Documenting my steps helped here already. I had forgotten how to include blocks like <<icmp>> and <<print_array>>. My notes above said I need :noweb yes.

Four tabs for tangling code blocks in org-mode

  1. Noweb Reference Syntax (The Org Manual) how to reuse code in multiple blocks.
  2. Working with Source Code (Org Mode Compact Guide) how to evaluate source code and using header arguments.
  3. Using results from one code block in another was more useful for evaluating code than combining multiple blocks. I did learn about the :cache header for caching output that takes a long time to compute, only updating it when the source code block changes. I didn’t need it here, but useful for future reference.
  4. C, C++, D Source Code Blocks in Org Mode This is the one I started with. Very useful, but doesn’t have the information on reusing code from another block.

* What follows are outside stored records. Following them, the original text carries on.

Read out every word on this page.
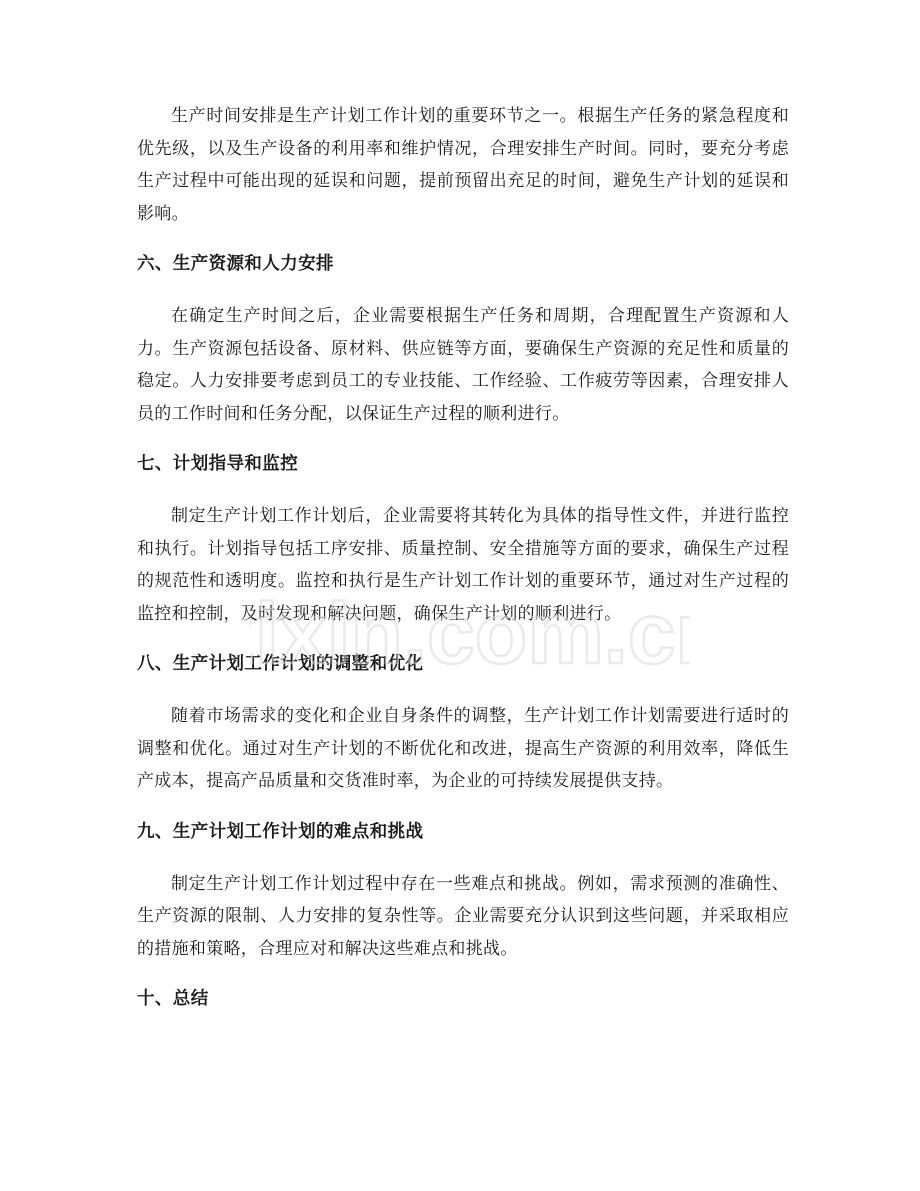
生产时间安排是生产计划工作计划的重要环节之一。根据生产任务的紧急程度和优先级，以及生产设备的利用率和维护情况，合理安排生产时间。同时，要充分考虑生产过程中可能出现的延误和问题，提前预留出充足的时间，避免生产计划的延误和影响。

六、生产资源和人力安排

在确定生产时间之后，企业需要根据生产任务和周期，合理配置生产资源和人力。生产资源包括设备、原材料、供应链等方面，要确保生产资源的充足性和质量的稳定。人力安排要考虑到员工的专业技能、工作经验、工作疲劳等因素，合理安排人员的工作时间和任务分配，以保证生产过程的顺利进行。

七、计划指导和监控

制定生产计划工作计划后，企业需要将其转化为具体的指导性文件，并进行监控和执行。计划指导包括工序安排、质量控制、安全措施等方面的要求，确保生产过程的规范性和透明度。监控和执行是生产计划工作计划的重要环节，通过对生产过程的监控和控制，及时发现和解决问题，确保生产计划的顺利进行。

八、生产计划工作计划的调整和优化

随着市场需求的变化和企业自身条件的调整，生产计划工作计划需要进行适时的调整和优化。通过对生产计划的不断优化和改进，提高生产资源的利用效率，降低生产成本，提高产品质量和交货准时率，为企业的可持续发展提供支持。

九、生产计划工作计划的难点和挑战

制定生产计划工作计划过程中存在一些难点和挑战。例如，需求预测的准确性、生产资源的限制、人力安排的复杂性等。企业需要充分认识到这些问题，并采取相应的措施和策略，合理应对和解决这些难点和挑战。

十、总结
ixin.com.c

I still would like to know how to output icmp to its’ own .h file, and use that in another block. Something to explore for next time.

What next?

I’m not yet entirely happy with the rendering of my literate code, but, here too, baby steps. I’ve got my environment set up, I’m thinking of two follow up posts, one on implementing quicksort by the book, and then finally the iterative quicksort. Those should be a bit briefer and, at least the middle one, straightforward. As the book said, Tony Hoare found recursive quicksort much simpler than the iterative one.

Why continue? It is fun, and quite often, in hindsight, I find I benefit in my work from doing small exercises, even though it sometimes escapes me in the moment.